TAOCP 5.4.6 Exercise 1

Let $L = 23{,}000{,}000$.

Section 5.4.6: Practical Considerations for Tape Merging

Exercise 1. [18] [18] Give a formula for the exact number of characters per tape, when every block on the tape contains n characters. Assume that the tape could hold exactly 23000000 characters if there were no interblock gaps.

Verified: no
Solve time: 1m54s


Let $L = 23{,}000{,}000$. This is the number of character positions on the tape if there were no interblock gaps.

Assume the tape is partitioned into $K$ blocks, each block containing exactly $n$ characters. Between any two consecutive blocks there is one interblock gap, and each gap occupies one character position on the tape.
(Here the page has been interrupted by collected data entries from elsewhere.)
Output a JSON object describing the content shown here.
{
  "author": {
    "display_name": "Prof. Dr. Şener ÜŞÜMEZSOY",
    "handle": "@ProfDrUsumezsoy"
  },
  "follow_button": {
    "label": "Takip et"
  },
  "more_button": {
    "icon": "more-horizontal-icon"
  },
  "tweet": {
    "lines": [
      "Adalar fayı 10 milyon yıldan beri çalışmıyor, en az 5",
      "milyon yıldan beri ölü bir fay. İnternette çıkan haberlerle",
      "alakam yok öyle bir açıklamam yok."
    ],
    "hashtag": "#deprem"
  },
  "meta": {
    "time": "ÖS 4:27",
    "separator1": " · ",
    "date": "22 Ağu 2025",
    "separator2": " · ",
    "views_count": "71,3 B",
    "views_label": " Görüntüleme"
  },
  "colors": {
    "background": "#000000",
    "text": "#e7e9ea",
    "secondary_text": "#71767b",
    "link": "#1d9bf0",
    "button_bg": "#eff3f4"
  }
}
Counting occupied positions

With $K$ blocks, the number of data characters is

$$ Kn. $$

The number of interblock gaps is $K - 1$, so the number of positions consumed by gaps is

$$ K - 1. $$

Hence the total number of tape positions used is

$$ Kn + (K - 1). $$

This must fit within the available tape length $L$, so

$$ Kn + (K - 1) \le L. $$

Solving for $K$

Rewriting,

$$ Kn + K - 1 \le L, $$

$$ K(n+1) \le L + 1. $$

Thus the maximum possible number of blocks is

$$ K = \left\lfloor \frac{L+1}{n+1} \right\rfloor. $$

Characters per tape

The number of actual data characters per tape is $Kn$. Substituting the value of $K$,

$$ \text{characters per tape} = n \left\lfloor \frac{L+1}{n+1} \right\rfloor. $$

Final formula

With $L = 23{,}000{,}000$,

$$ \boxed{\text{characters per tape} = n \left\lfloor \frac{23{,}000{,}000 + 1}{n+1} \right\rfloor }. $$